Cast in solid bronze, the massive 7000-kg jackfruit is, in fact, artist Paresh Maity's contribution to the inaugural edition of Bengal Biennale — an international art and design festival taking place across several venues in Santiniketan and Kolkata until January 5, 2025.
The sculpture, titled 'Urbanscape', resembles a massive jackfruit — a summer-time staple in Bengal cooked as a vegetable when raw and unripe, and consumed as a fruit when ripe and tender. Maity uses this ubiquitous, quotidian item as an idiomatic expression to comment on the duality of city-life — its seemingly inaccessible and defensive urban exterior, and the close-knit community that lies hidden under the hard, spinous surface. The sculpture's spiked exterior mirrors the cramped, jostling structures of metropolitan life, where human habitation is reduced to tight proximity.

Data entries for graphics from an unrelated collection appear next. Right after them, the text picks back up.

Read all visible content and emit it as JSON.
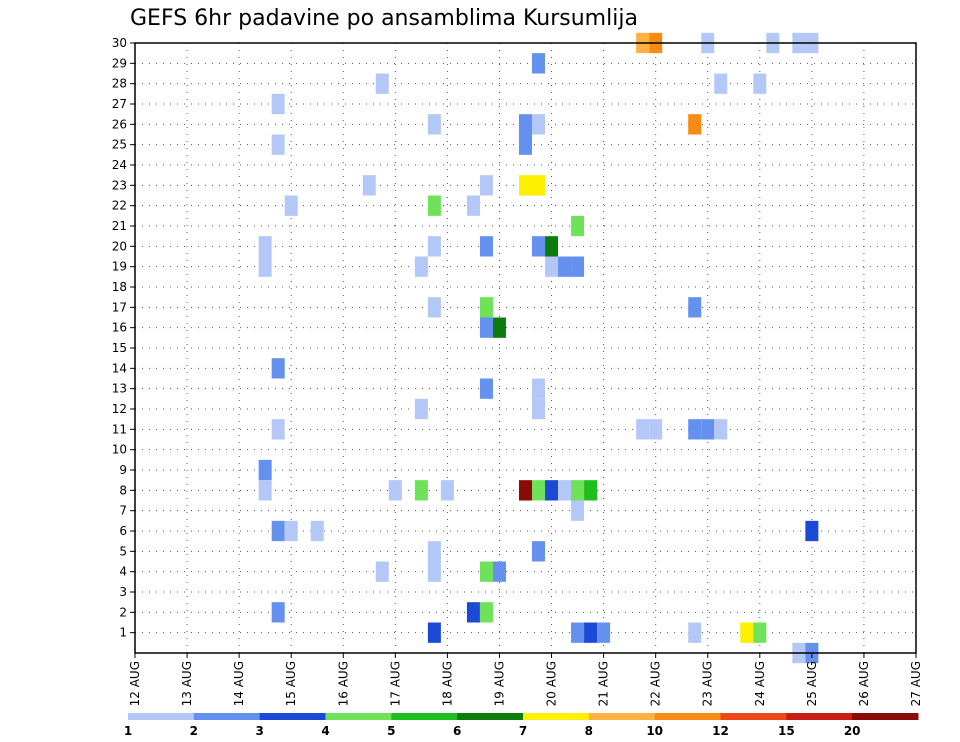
{
  "chart_data": {
    "type": "heatmap",
    "title": "GEFS 6hr padavine po ansamblima Kursumlija",
    "xlabel": "",
    "ylabel": "",
    "x_tick_labels": [
      "12 AUG",
      "13 AUG",
      "14 AUG",
      "15 AUG",
      "16 AUG",
      "17 AUG",
      "18 AUG",
      "19 AUG",
      "20 AUG",
      "21 AUG",
      "22 AUG",
      "23 AUG",
      "24 AUG",
      "25 AUG",
      "26 AUG",
      "27 AUG"
    ],
    "y_tick_labels": [
      "1",
      "2",
      "3",
      "4",
      "5",
      "6",
      "7",
      "8",
      "9",
      "10",
      "11",
      "12",
      "13",
      "14",
      "15",
      "16",
      "17",
      "18",
      "19",
      "20",
      "21",
      "22",
      "23",
      "24",
      "25",
      "26",
      "27",
      "28",
      "29",
      "30"
    ],
    "xlim_days": [
      0,
      15
    ],
    "ylim_members": [
      0,
      30
    ],
    "grid": true,
    "time_step_hours": 6,
    "legend_position": "bottom",
    "color_scale": [
      {
        "label": "1",
        "color": "#b4c8f8"
      },
      {
        "label": "2",
        "color": "#6491ee"
      },
      {
        "label": "3",
        "color": "#1b4ad6"
      },
      {
        "label": "4",
        "color": "#6fe25a"
      },
      {
        "label": "5",
        "color": "#1fbe1f"
      },
      {
        "label": "6",
        "color": "#0c7d0c"
      },
      {
        "label": "7",
        "color": "#fdf000"
      },
      {
        "label": "8",
        "color": "#fcb240"
      },
      {
        "label": "10",
        "color": "#f98a14"
      },
      {
        "label": "12",
        "color": "#ee4818"
      },
      {
        "label": "15",
        "color": "#c81e14"
      },
      {
        "label": "20",
        "color": "#8b0a06"
      }
    ],
    "cells": [
      {
        "member": 30,
        "day": 9.75,
        "bin": 7
      },
      {
        "member": 30,
        "day": 10,
        "bin": 8
      },
      {
        "member": 30,
        "day": 11,
        "bin": 0
      },
      {
        "member": 30,
        "day": 12.25,
        "bin": 0
      },
      {
        "member": 30,
        "day": 12.75,
        "bin": 0
      },
      {
        "member": 30,
        "day": 13,
        "bin": 0
      },
      {
        "member": 29,
        "day": 7.75,
        "bin": 1
      },
      {
        "member": 28,
        "day": 4.75,
        "bin": 0
      },
      {
        "member": 28,
        "day": 11.25,
        "bin": 0
      },
      {
        "member": 28,
        "day": 12,
        "bin": 0
      },
      {
        "member": 27,
        "day": 2.75,
        "bin": 0
      },
      {
        "member": 26,
        "day": 5.75,
        "bin": 0
      },
      {
        "member": 26,
        "day": 7.5,
        "bin": 1
      },
      {
        "member": 26,
        "day": 7.75,
        "bin": 0
      },
      {
        "member": 26,
        "day": 10.75,
        "bin": 8
      },
      {
        "member": 25,
        "day": 2.75,
        "bin": 0
      },
      {
        "member": 25,
        "day": 7.5,
        "bin": 1
      },
      {
        "member": 23,
        "day": 4.5,
        "bin": 0
      },
      {
        "member": 23,
        "day": 6.75,
        "bin": 0
      },
      {
        "member": 23,
        "day": 7.5,
        "bin": 6
      },
      {
        "member": 23,
        "day": 7.75,
        "bin": 6
      },
      {
        "member": 22,
        "day": 3,
        "bin": 0
      },
      {
        "member": 22,
        "day": 5.75,
        "bin": 3
      },
      {
        "member": 22,
        "day": 6.5,
        "bin": 0
      },
      {
        "member": 21,
        "day": 8.5,
        "bin": 3
      },
      {
        "member": 20,
        "day": 2.5,
        "bin": 0
      },
      {
        "member": 20,
        "day": 5.75,
        "bin": 0
      },
      {
        "member": 20,
        "day": 6.75,
        "bin": 1
      },
      {
        "member": 20,
        "day": 7.75,
        "bin": 1
      },
      {
        "member": 20,
        "day": 8,
        "bin": 5
      },
      {
        "member": 19,
        "day": 2.5,
        "bin": 0
      },
      {
        "member": 19,
        "day": 5.5,
        "bin": 0
      },
      {
        "member": 19,
        "day": 8,
        "bin": 0
      },
      {
        "member": 19,
        "day": 8.25,
        "bin": 1
      },
      {
        "member": 19,
        "day": 8.5,
        "bin": 1
      },
      {
        "member": 17,
        "day": 5.75,
        "bin": 0
      },
      {
        "member": 17,
        "day": 6.75,
        "bin": 3
      },
      {
        "member": 17,
        "day": 10.75,
        "bin": 1
      },
      {
        "member": 16,
        "day": 6.75,
        "bin": 1
      },
      {
        "member": 16,
        "day": 7,
        "bin": 5
      },
      {
        "member": 14,
        "day": 2.75,
        "bin": 1
      },
      {
        "member": 13,
        "day": 6.75,
        "bin": 1
      },
      {
        "member": 13,
        "day": 7.75,
        "bin": 0
      },
      {
        "member": 12,
        "day": 5.5,
        "bin": 0
      },
      {
        "member": 12,
        "day": 7.75,
        "bin": 0
      },
      {
        "member": 11,
        "day": 2.75,
        "bin": 0
      },
      {
        "member": 11,
        "day": 9.75,
        "bin": 0
      },
      {
        "member": 11,
        "day": 10,
        "bin": 0
      },
      {
        "member": 11,
        "day": 10.75,
        "bin": 1
      },
      {
        "member": 11,
        "day": 11,
        "bin": 1
      },
      {
        "member": 11,
        "day": 11.25,
        "bin": 0
      },
      {
        "member": 9,
        "day": 2.5,
        "bin": 1
      },
      {
        "member": 8,
        "day": 2.5,
        "bin": 0
      },
      {
        "member": 8,
        "day": 5,
        "bin": 0
      },
      {
        "member": 8,
        "day": 5.5,
        "bin": 3
      },
      {
        "member": 8,
        "day": 6,
        "bin": 0
      },
      {
        "member": 8,
        "day": 7.5,
        "bin": 11
      },
      {
        "member": 8,
        "day": 7.75,
        "bin": 3
      },
      {
        "member": 8,
        "day": 8,
        "bin": 2
      },
      {
        "member": 8,
        "day": 8.25,
        "bin": 0
      },
      {
        "member": 8,
        "day": 8.5,
        "bin": 3
      },
      {
        "member": 8,
        "day": 8.75,
        "bin": 4
      },
      {
        "member": 7,
        "day": 8.5,
        "bin": 0
      },
      {
        "member": 6,
        "day": 2.75,
        "bin": 1
      },
      {
        "member": 6,
        "day": 3,
        "bin": 0
      },
      {
        "member": 6,
        "day": 3.5,
        "bin": 0
      },
      {
        "member": 6,
        "day": 13,
        "bin": 2
      },
      {
        "member": 5,
        "day": 5.75,
        "bin": 0
      },
      {
        "member": 5,
        "day": 7.75,
        "bin": 1
      },
      {
        "member": 4,
        "day": 4.75,
        "bin": 0
      },
      {
        "member": 4,
        "day": 5.75,
        "bin": 0
      },
      {
        "member": 4,
        "day": 6.75,
        "bin": 3
      },
      {
        "member": 4,
        "day": 7,
        "bin": 1
      },
      {
        "member": 2,
        "day": 2.75,
        "bin": 1
      },
      {
        "member": 2,
        "day": 6.5,
        "bin": 2
      },
      {
        "member": 2,
        "day": 6.75,
        "bin": 3
      },
      {
        "member": 1,
        "day": 5.75,
        "bin": 2
      },
      {
        "member": 1,
        "day": 8.5,
        "bin": 1
      },
      {
        "member": 1,
        "day": 8.75,
        "bin": 2
      },
      {
        "member": 1,
        "day": 9,
        "bin": 1
      },
      {
        "member": 1,
        "day": 10.75,
        "bin": 0
      },
      {
        "member": 1,
        "day": 11.75,
        "bin": 6
      },
      {
        "member": 1,
        "day": 12,
        "bin": 3
      },
      {
        "member": 0,
        "day": 12.75,
        "bin": 0
      },
      {
        "member": 0,
        "day": 13,
        "bin": 1
      }
    ]
  }
}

Here, Maity plays with the irony embedded in the Bengali proverb 'Gacche kathal, Gofe tel' — an expectation of comfort prematurely savoured, as if city life promises more than it delivers. The spikes hint at anticipation, only to reveal the prickly reality of urban existence. Maity's sculpture critiques this suspended promise of the metropolis, transforming the fruit into a symbol of both allure and disillusionment. It's just the sort of whimsical, absurdist commentary you'd expect from Maity, who has been a mainstay in India's art scene since the Eighties.
Once known for his watercolours and mixed media paintings in oil and acrylic, Maity's practice has taken a more sculptural turn in recent years. The Padma Shri painter-sculptor has previously experimented with diverse materials like fibreglass and brass in his sculptures, and this larger-than-life bronze-work represents the most recent evolution in his decades-spanning career defined by continuous re-invention.
"The sculpture I have made is inspired by my childhood and city life. During my childhood days, my mom used to cook jackfruits, which are in abundance in my native place. I was mesmerised to see how delicately the seeds are positioned in the fruit that is covered by spikes. I was inspired by the structure of the fruit as it depicts a life in the city," Maity said in an interview to India Today in 2022.
"The spiked outer part of the fruit depicts the concrete walls that are visible in the cities and the seeds and pulp inside are the people who are still closely knit inside the wall of concrete. When I started working on this particular sculpture, I was determined to make it big. It is so big that it can reach two floors."
Paresh Maity
'Urbanscape' by Paresh Maity is on view at the Victoria Memorial Hall as part of the Bengal Biennale until January 5, 2025.